UN troops were later found to have reintroduced cholera to the country, causing an additional 9,794 deaths after the earthquake.

One key task of occupation forces has been to protect fuel distribution, while successive Haitian governments have been pressured to remove subsidies on fuel prices.

Journalist Kim Ives of Haiti Liberte pointed out to the UN security council in December 2022 that it would have been “more cost effective” for the international community to provide “fuel subsidies for $400 million annually” than to maintain a military force costing $538.5 million per year as was the case 2004-2017.

Ives described the subsidies as “one of the few measures that helped to ease the burden of crushing poverty on Haiti’s masses” enabling domestic transportation and small-scale commerce.

Ariel Henry’s attempt to remove fuel subsidies in 2021, a change US officials had “wanted to see in Haiti for quite some time,” sparked predictable increases in civil unrest and violence which forced Henry to reverse the change until the following year.
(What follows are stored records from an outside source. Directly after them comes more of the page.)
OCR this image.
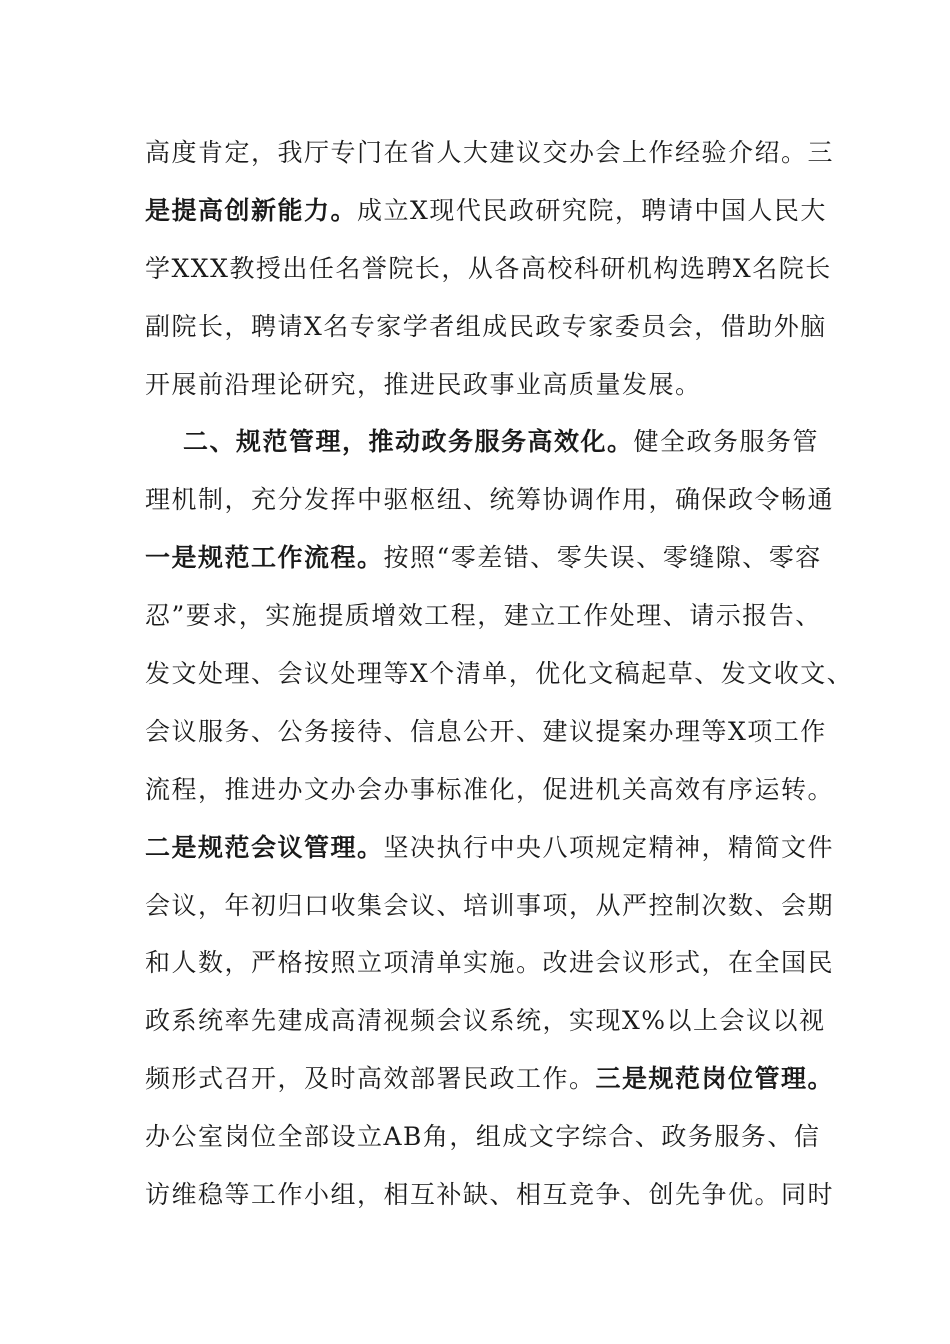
高度肯定，我厅专门在省人大建议交办会上作经验介绍。三
是提高创新能力。成立X现代民政研究院，聘请中国人民大
学XXX教授出任名誉院长，从各高校科研机构选聘X名院长
副院长，聘请X名专家学者组成民政专家委员会，借助外脑
开展前沿理论研究，推进民政事业高质量发展。
二、规范管理，推动政务服务高效化。健全政务服务管
理机制，充分发挥中驱枢纽、统筹协调作用，确保政令畅通
一是规范工作流程。按照“零差错、零失误、零缝隙、零容
忍”要求，实施提质增效工程，建立工作处理、请示报告、
发文处理、会议处理等X个清单，优化文稿起草、发文收文、
会议服务、公务接待、信息公开、建议提案办理等X项工作
流程，推进办文办会办事标准化，促进机关高效有序运转。
二是规范会议管理。坚决执行中央八项规定精神，精简文件
会议，年初归口收集会议、培训事项，从严控制次数、会期
和人数，严格按照立项清单实施。改进会议形式，在全国民
政系统率先建成高清视频会议系统，实现X%以上会议以视
频形式召开，及时高效部署民政工作。三是规范岗位管理。
办公室岗位全部设立AB角，组成文字综合、政务服务、信
访维稳等工作小组，相互补缺、相互竞争、创先争优。同时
When subsidies were removed in 2022, the resulting unrest became a justification for renewed deployment of foreign troops.

According to UN reports, 1.4 million Haitians are now internally displaced and 5.7 million (almost half of the population) face famine-like conditions.

Violence against women and girls is extremely elevated, with displaced women among the most vulnerable; more than 7,400 incidents were reported between January and September of 2025, with at least 1,361 people suffering rape.

Successive multinational occupation missions have manifestly failed to improve the security and human rights situation of Haiti, and their legal standing with regard to the UN Charter is shaky at best, yet they have continued to be favoured by the security council.

Sovereignty for the Haitian people in their own country remains off the table. Amid talk of security, development and human rights, there is rarely any mention of reparations for colonial and neocolonial plunder. Nor is there any suggestion of repaying the tens of billions of dollars extorted by France post-independence, money which Haiti is unquestionably owed.

Progressives, democrats and humanitarians must reject the assumption that more and better military intervention is the answer to Haiti’s problems.

We must uphold the Haitian people’s right to sovereignty. We must reject imperialist meddling in Haitian affairs, while demanding reparations for the damage such meddling has already done.

We must give the Haitian people our solidarity and support in rebuilding their own national political life and in pursuing their own development, on the path they choose. We must continue to say: Hands off Haiti!

Ruben Brett is a central council member of Liberation, formerly the Movement for Colonial Freedom.